The boards of Banco de Sabadell and TSB Banking Group plc have reached agreement on TSB’s acquisition by the Spanish bank.

Sabadell has also agreed to acquire a 9.9% interest in TSB from Lloyds Bank, and Lloyds has entered into an irrevocable undertaking to accept the offer in respect of its entire remaining 40.01% shareholding in TSB.

Under the terms of the offer, TSB Banking Group plc shareholders will receive 340 pence per share in cash for each TSB share, which values the entire issued share capital of TSB at approximately £1.7 billion.

Sabadell says it expects to support and accelerate TSB’s retail growth strategy and accelerate the expansion of TSB’s presence in the SME sector, building on the TSB brand name.

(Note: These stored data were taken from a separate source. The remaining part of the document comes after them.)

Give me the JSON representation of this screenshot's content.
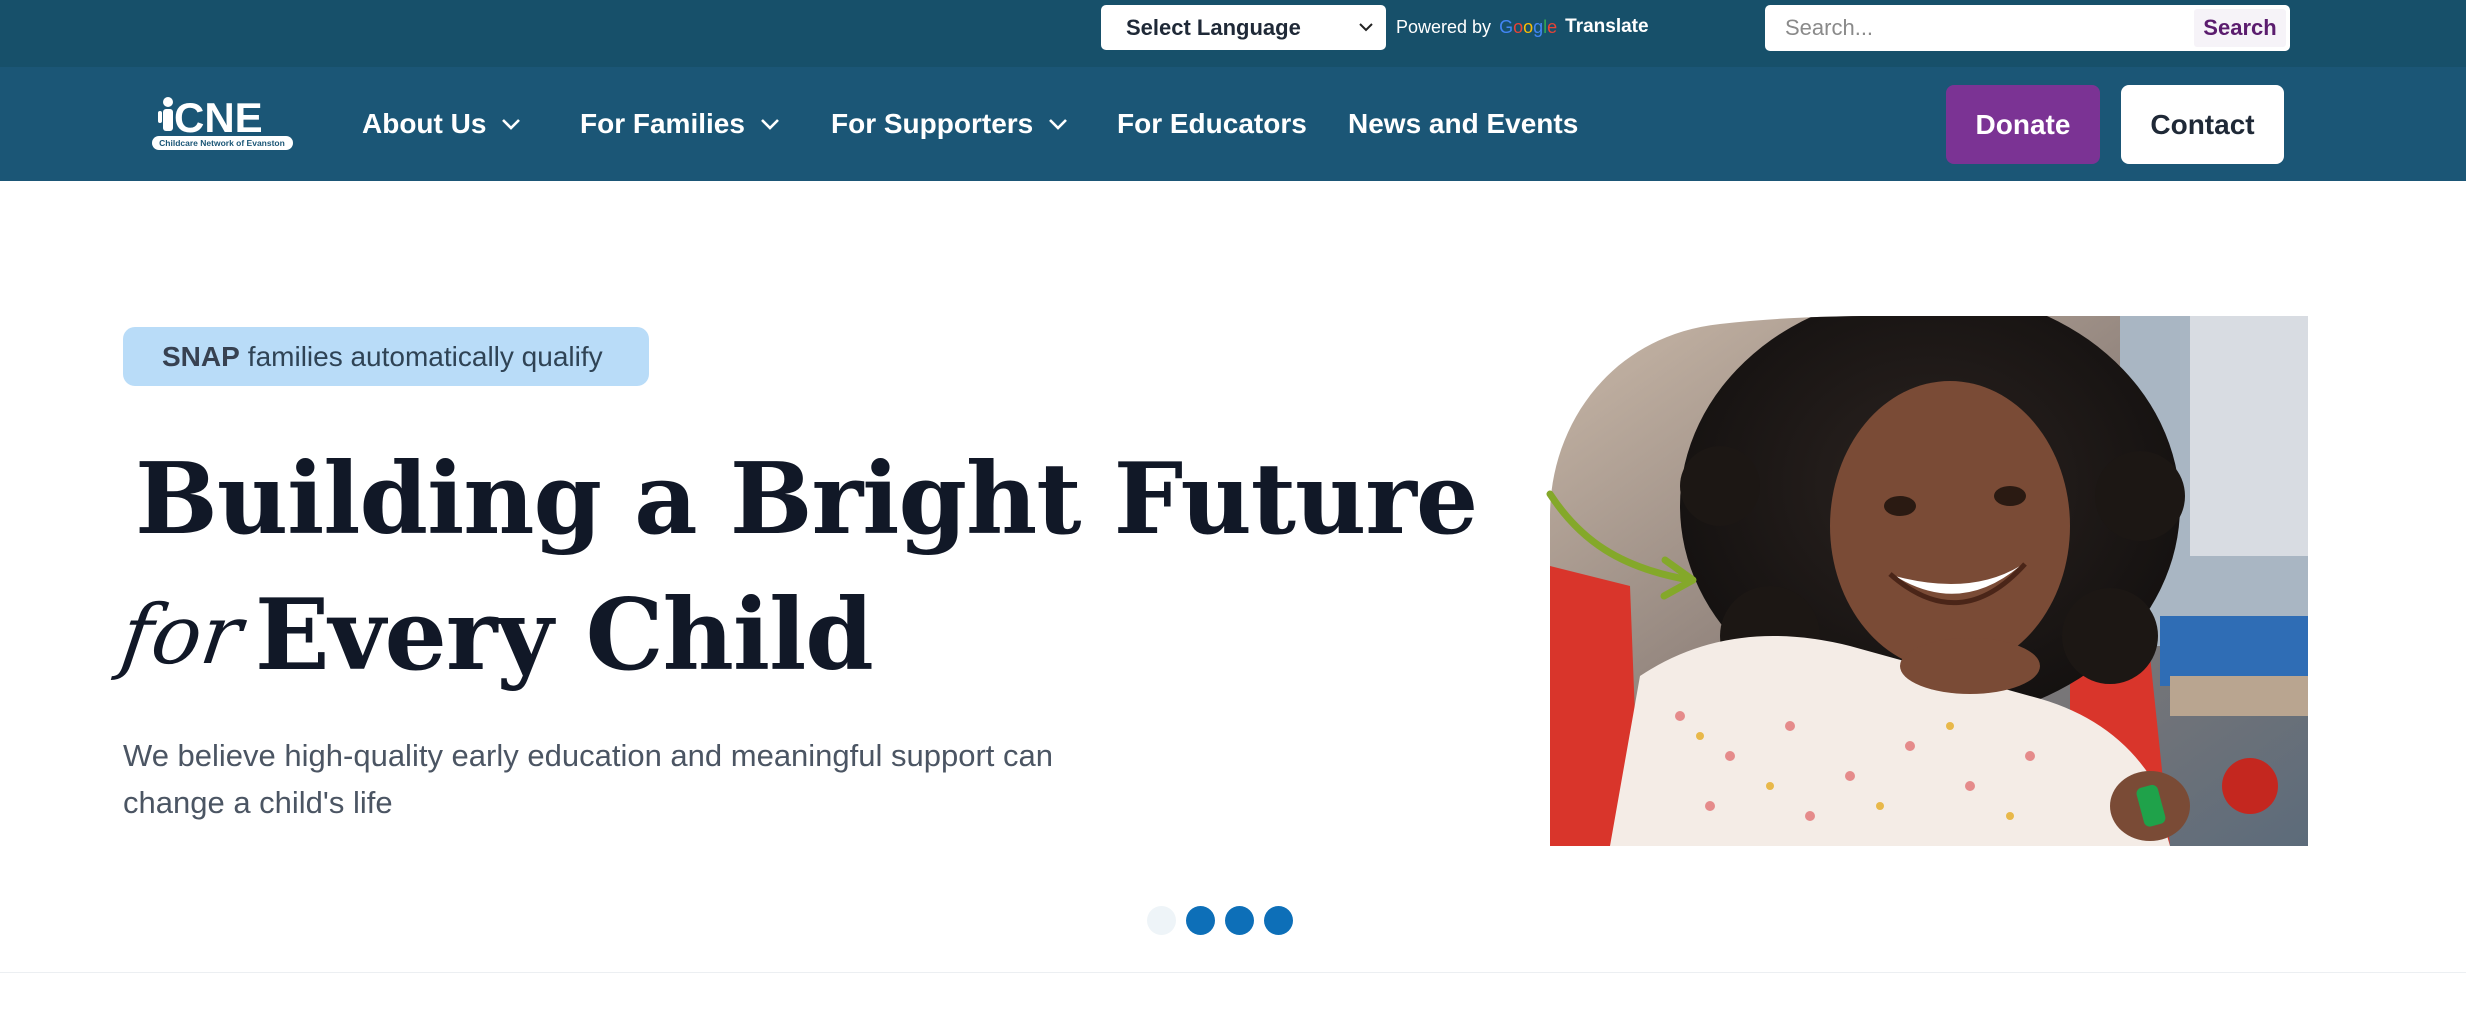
{
  "topbar": {
    "language_select": "Select Language",
    "powered_by": "Powered by",
    "google": "Google",
    "translate": "Translate",
    "search_placeholder": "Search...",
    "search_button": "Search"
  },
  "nav": {
    "logo_text": "CNE",
    "logo_subtitle": "Childcare Network of Evanston",
    "items": [
      {
        "label": "About Us"
      },
      {
        "label": "For Families"
      },
      {
        "label": "For Supporters"
      },
      {
        "label": "For Educators"
      },
      {
        "label": "News and Events"
      }
    ],
    "donate": "Donate",
    "contact": "Contact"
  },
  "hero": {
    "badge_bold": "SNAP",
    "badge_text": "families automatically qualify",
    "title_line1": "Building a Bright Future",
    "title_for": "for",
    "title_line2": "Every Child",
    "subtitle": "We believe high-quality early education and meaningful support can change a child's life"
  },
  "carousel": {
    "slide_count": 4,
    "active_index": 0
  },
  "colors": {
    "topbar": "#17506a",
    "navbar": "#1b5676",
    "donate": "#7b3394",
    "badge": "#b9dcf8",
    "dot_active": "#0d6fb8",
    "arrow": "#84a82a"
  }
}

Following completion of the offer, Paul Pester and Darren Pope of TSB have agreed to continue in their current roles. Pester will also join the Management Executive Committee of Sabadell Group on completion. Will Samuel has agreed to remain as the independent chairman of TSB following completion of the offer.

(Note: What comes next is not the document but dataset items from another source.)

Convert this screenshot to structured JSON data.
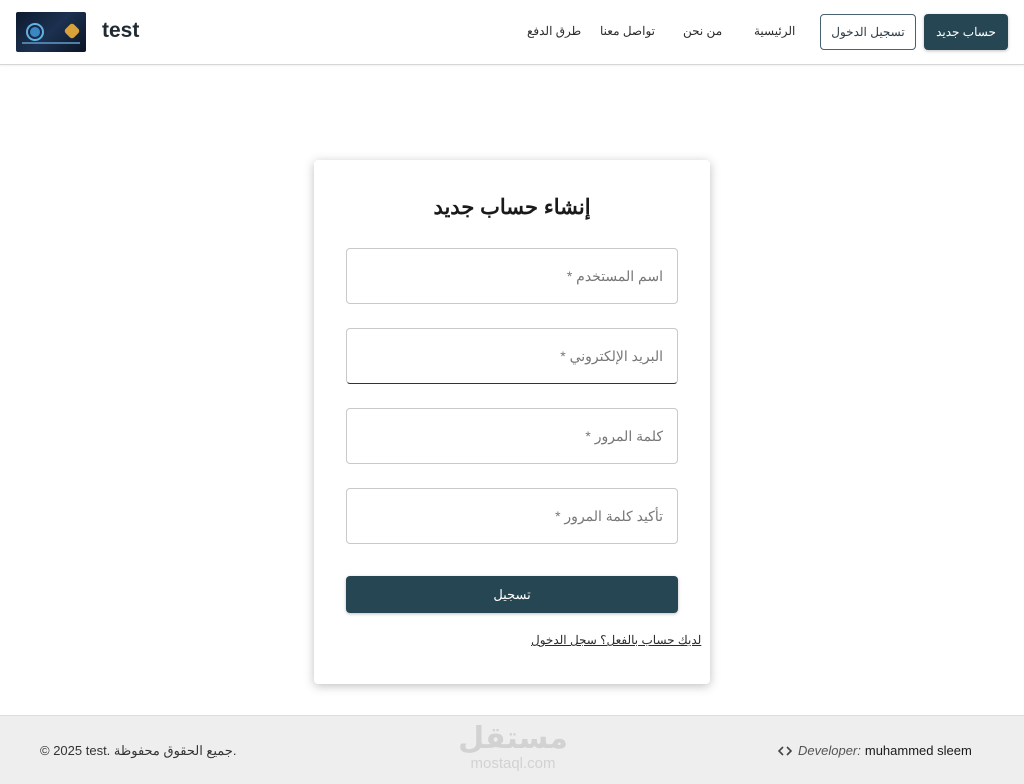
{
  "header": {
    "brand": "test",
    "nav": {
      "payment": "طرق الدفع",
      "contact": "تواصل معنا",
      "about": "من نحن",
      "home": "الرئيسية"
    },
    "login_button": "تسجيل الدخول",
    "register_button": "حساب جديد",
    "accent_color": "#264653"
  },
  "form": {
    "title": "إنشاء حساب جديد",
    "fields": [
      {
        "placeholder": "اسم المستخدم *"
      },
      {
        "placeholder": "البريد الإلكتروني *"
      },
      {
        "placeholder": "كلمة المرور *"
      },
      {
        "placeholder": "تأكيد كلمة المرور *"
      }
    ],
    "submit_label": "تسجيل",
    "login_link": "لديك حساب بالفعل؟ سجل الدخول"
  },
  "footer": {
    "copyright": "© 2025 test. جميع الحقوق محفوظة.",
    "watermark_ar": "مستقل",
    "watermark_en": "mostaql.com",
    "developer_label": "Developer:",
    "developer_name": "muhammed sleem"
  },
  "icons": {
    "logo": "site-logo",
    "developer": "code-icon"
  }
}
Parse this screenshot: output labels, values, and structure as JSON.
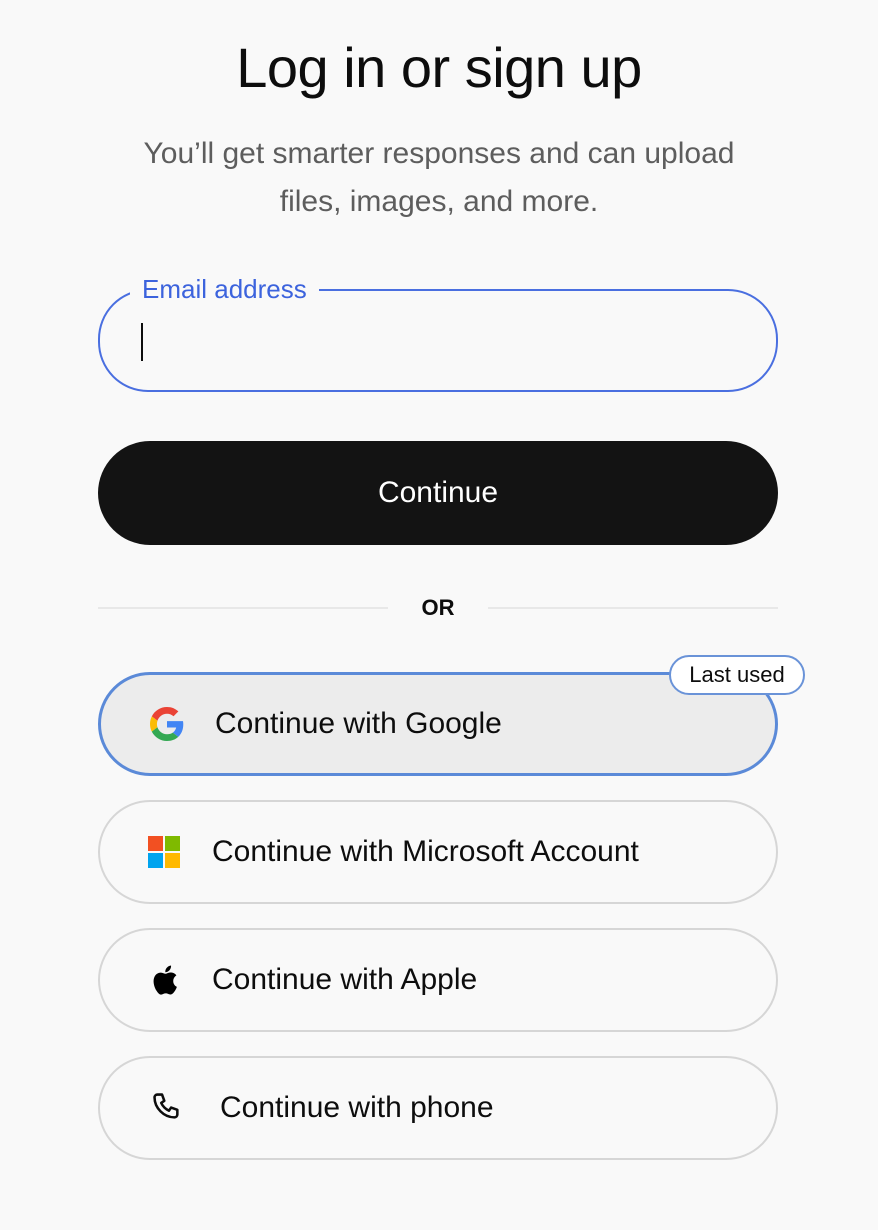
{
  "header": {
    "title": "Log in or sign up",
    "subtitle": "You’ll get smarter responses and can upload files, images, and more."
  },
  "email": {
    "label": "Email address",
    "value": "",
    "focused": true
  },
  "continue_button": {
    "label": "Continue"
  },
  "divider": {
    "label": "OR"
  },
  "oauth": {
    "google": {
      "label": "Continue with Google",
      "icon": "google-icon",
      "badge": "Last used"
    },
    "microsoft": {
      "label": "Continue with Microsoft Account",
      "icon": "microsoft-icon"
    },
    "apple": {
      "label": "Continue with Apple",
      "icon": "apple-icon"
    },
    "phone": {
      "label": "Continue with phone",
      "icon": "phone-icon"
    }
  },
  "colors": {
    "focus_accent": "#4a6fe0",
    "primary_button": "#131313",
    "background": "#f9f9f9",
    "last_used_border": "#5b8ad8"
  }
}
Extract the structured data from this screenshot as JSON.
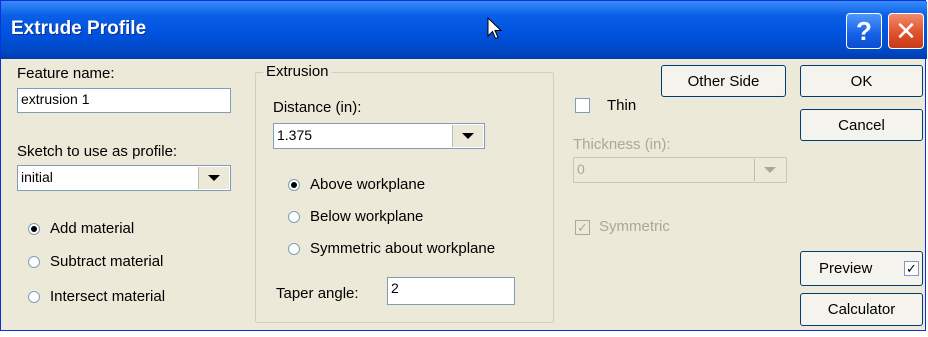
{
  "window": {
    "title": "Extrude Profile",
    "help_label": "?",
    "close_label": "✕"
  },
  "feature_name": {
    "label": "Feature name:",
    "value": "extrusion 1"
  },
  "sketch": {
    "label": "Sketch to use as profile:",
    "value": "initial"
  },
  "material": {
    "options": [
      "Add material",
      "Subtract material",
      "Intersect material"
    ],
    "selected": 0
  },
  "extrusion": {
    "title": "Extrusion",
    "distance_label": "Distance (in):",
    "distance_value": "1.375",
    "directions": [
      "Above workplane",
      "Below workplane",
      "Symmetric about workplane"
    ],
    "selected": 0,
    "taper_label": "Taper angle:",
    "taper_value": "2"
  },
  "other_side": {
    "label": "Other Side"
  },
  "thin": {
    "label": "Thin",
    "checked": false
  },
  "thickness": {
    "label": "Thickness (in):",
    "value": "0"
  },
  "symmetric": {
    "label": "Symmetric",
    "checked": true
  },
  "buttons": {
    "ok": "OK",
    "cancel": "Cancel",
    "preview": "Preview",
    "calculator": "Calculator"
  },
  "preview_check": {
    "checked": true,
    "mark": "✓"
  },
  "icons": {
    "cursor": "arrow-cursor-icon",
    "help": "help-icon",
    "close": "close-icon",
    "dropdown": "chevron-down-icon"
  },
  "colors": {
    "titlebar": "#0053e0",
    "dialog_bg": "#ece9d8",
    "close": "#e0522c"
  }
}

Sabadell currently anticipates that the board of TSB would include, in addition to the independent chairman, two executive directors (being Pester and Pope), three directors to be appointed by Sabadell and three independent non-executive directors.

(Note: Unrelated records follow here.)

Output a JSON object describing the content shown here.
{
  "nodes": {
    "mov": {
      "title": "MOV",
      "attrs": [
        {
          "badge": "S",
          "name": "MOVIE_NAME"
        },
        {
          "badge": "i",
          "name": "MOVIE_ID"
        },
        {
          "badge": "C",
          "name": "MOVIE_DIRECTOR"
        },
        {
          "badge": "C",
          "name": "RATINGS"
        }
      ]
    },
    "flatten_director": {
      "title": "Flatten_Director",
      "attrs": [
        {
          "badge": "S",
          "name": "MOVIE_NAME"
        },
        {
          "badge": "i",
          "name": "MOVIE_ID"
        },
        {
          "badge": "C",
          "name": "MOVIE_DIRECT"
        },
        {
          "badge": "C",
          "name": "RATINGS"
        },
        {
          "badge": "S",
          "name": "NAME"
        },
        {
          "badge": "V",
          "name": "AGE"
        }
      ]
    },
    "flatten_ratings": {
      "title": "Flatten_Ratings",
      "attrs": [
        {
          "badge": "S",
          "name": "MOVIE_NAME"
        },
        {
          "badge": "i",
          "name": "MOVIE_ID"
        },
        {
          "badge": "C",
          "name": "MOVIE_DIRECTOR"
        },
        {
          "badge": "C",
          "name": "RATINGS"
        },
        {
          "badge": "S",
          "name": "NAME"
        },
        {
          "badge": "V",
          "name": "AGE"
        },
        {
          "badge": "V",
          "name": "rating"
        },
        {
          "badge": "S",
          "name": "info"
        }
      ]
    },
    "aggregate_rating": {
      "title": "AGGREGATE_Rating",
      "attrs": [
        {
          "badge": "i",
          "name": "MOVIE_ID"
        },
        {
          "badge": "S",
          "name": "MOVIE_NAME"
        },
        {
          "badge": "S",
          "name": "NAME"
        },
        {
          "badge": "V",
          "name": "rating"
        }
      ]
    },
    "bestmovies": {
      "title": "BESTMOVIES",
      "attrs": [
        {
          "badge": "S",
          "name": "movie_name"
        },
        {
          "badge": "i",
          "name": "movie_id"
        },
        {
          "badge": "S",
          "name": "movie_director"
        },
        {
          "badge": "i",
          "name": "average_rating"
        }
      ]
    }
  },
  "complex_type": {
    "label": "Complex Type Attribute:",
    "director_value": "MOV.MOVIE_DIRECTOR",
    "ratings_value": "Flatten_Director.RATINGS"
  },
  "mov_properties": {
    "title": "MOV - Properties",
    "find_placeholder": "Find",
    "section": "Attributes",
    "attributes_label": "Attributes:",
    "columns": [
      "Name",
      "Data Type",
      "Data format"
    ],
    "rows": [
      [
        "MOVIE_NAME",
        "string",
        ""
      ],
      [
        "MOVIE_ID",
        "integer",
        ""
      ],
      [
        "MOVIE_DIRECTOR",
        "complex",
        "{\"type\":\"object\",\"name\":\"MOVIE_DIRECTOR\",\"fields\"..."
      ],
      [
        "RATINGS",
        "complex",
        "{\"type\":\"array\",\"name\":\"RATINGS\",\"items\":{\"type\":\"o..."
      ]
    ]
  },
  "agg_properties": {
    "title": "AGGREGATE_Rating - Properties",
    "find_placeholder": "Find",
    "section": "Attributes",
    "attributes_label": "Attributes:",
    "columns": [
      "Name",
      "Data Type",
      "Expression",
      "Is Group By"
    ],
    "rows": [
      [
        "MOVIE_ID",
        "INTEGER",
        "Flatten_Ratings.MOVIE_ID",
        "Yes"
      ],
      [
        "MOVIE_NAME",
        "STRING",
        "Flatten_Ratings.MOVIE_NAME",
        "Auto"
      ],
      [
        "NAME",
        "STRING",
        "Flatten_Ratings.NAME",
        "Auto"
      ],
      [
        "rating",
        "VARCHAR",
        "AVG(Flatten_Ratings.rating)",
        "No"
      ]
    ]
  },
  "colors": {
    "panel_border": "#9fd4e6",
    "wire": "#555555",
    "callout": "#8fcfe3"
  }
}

Josep Oliu Creus, chairman of Sabadell, said: “We see the UK as an attractive market with a strong regulatory framework, sound macroeconomic fundamentals and exciting prospects for growth. TSB is a well-established brand which shares our culture of focusing on our customers and local communities. We believe that our experience of growing SME lending, our resilient and tested IT platform and our commitment to innovation will speed up TSB’s expansion so that it fulfils its potential as a strong and effective challenger to the traditional UK banks, without any of their legacy issues.”

Will Samuel added: “Since the IPO, TSB has pursued a strategy focused on growing its share of personal current accounts, accelerating asset growth through re-entering the intermediary mortgage channel and providing the kind of banking that people want.

“The offer from Sabadell represents a significant endorsement of TSB’s progress since its IPO and provides TSB shareholders the opportunity to receive today in cash the value that would otherwise be unlocked over time as TSB executes its strategy.”

Lloyds will provide £450 million in support to deliver the migration of the IT transitional services currently provided by Lloyds onto Sabadell’s Proteo platform.

António Horta-Osório, group chief executive of Lloyds Banking Group plc, said: “I am delighted to confirm we have agreed terms for the sale of our remaining stake in TSB to Sabadell. This is a significant and positive step for the Group and will enable us to meet our commitments to the European Commission, well ahead of its mandated deadline.”